Wir werden's sehen und erleben. Was wir wohl kaum sehen und erleben werden, ist die Fortset­zung des bereits in vollem Gang befindlichen Kriegs zwischen den Vereinigten Staaten von Amerika und den Vereinigten Staaten von Mexiko mit anderen Mitteln, nämlich mit den Mitteln des kon­ven­tio­nel­len Krieges. Auch auf den Bau einer Mauer an der Grenze zu Mejico, wie sie der Trumpdonald ankündigt, werden wir wohl verzichten müssen; eigentlich läuft es genau anders rum als damals beim Walter Ulbricht in Berlin. Beim Trumpdonald heißt das, in seinen eigenen Worten: Man muss flexibel sein, zu Deutsch: Man muss heute das eine sagen können und morgen das Gegenteil davon. Und wenn ich das auf einen historischen Terminus bringen sollte, dann würde ich sagen: Italien spielt erneut eine Pionierrolle in der Weltpolitik, indem es mit Silvio Berlusconi jenen Typus hervorgebracht hat, der jetzt zunehmend als der ideale Politiker in den Demokratien der entwickelten Länder erscheint. Orban in Ungarn, die Hälfte der Kapuscinsky-Zwillinge in Polen, Sico in der Slowakei, die dänischen Populisten, in Italien ist es unterdessen nicht mehr die Forza Italia, sondern die Lega, aber auch am Renzi-Regierungschef lassen sich Spuren von Berlusconi nachweisen, Madame Le Pen in Frankreich, und so weiter und so fort – so wird das, was wir früher einmal als die Sphäre wahrgenommen haben, wo sich die Macht in der Gesellschaft formiert, zum puren Slapstick.

Das wäre noch nicht mal so tragisch, wenn man nicht die Befürchtung hegen müsste, dass die rechtsextremen Elemente in diesem Spiel von Slapstick zum Schlagstock werden könnten. Aber vielleicht gibt es bereits wissenschaftliche Untersuchungen darüber, wie man sowas ausbremsen kann. Einfach mit Demokratie hat das schon lange nichts mehr zu tun.

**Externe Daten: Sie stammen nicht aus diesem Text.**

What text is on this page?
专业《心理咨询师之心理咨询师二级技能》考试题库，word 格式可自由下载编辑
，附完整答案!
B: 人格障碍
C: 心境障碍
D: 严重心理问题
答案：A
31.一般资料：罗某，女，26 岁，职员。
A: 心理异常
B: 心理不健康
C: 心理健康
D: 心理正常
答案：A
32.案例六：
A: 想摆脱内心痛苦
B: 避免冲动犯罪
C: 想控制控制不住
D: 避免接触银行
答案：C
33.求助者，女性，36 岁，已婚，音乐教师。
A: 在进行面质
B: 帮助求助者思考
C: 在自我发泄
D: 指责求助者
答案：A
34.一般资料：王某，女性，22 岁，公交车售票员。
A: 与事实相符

Vielleicht ist Demokratie tatsächlich unmöglich in einer derart bis zum Kragen voll inter­natio­nalisierten Welt? Die Tatsache, dass in der Praxis kaum mehr ein Individuum oder eine Gruppe in der Lage ist, die Abläufe zu ändern, stellt hier ein wesentliches Indiz dar. Unmöglich ist sie auf jeden Fall dann, wenn sich die Subjekte der Demokratie weiterhin weigern, die wichtigsten, sozusagen primären Einsichten zu tätigen und gemäß diesen Einsichten zu handeln.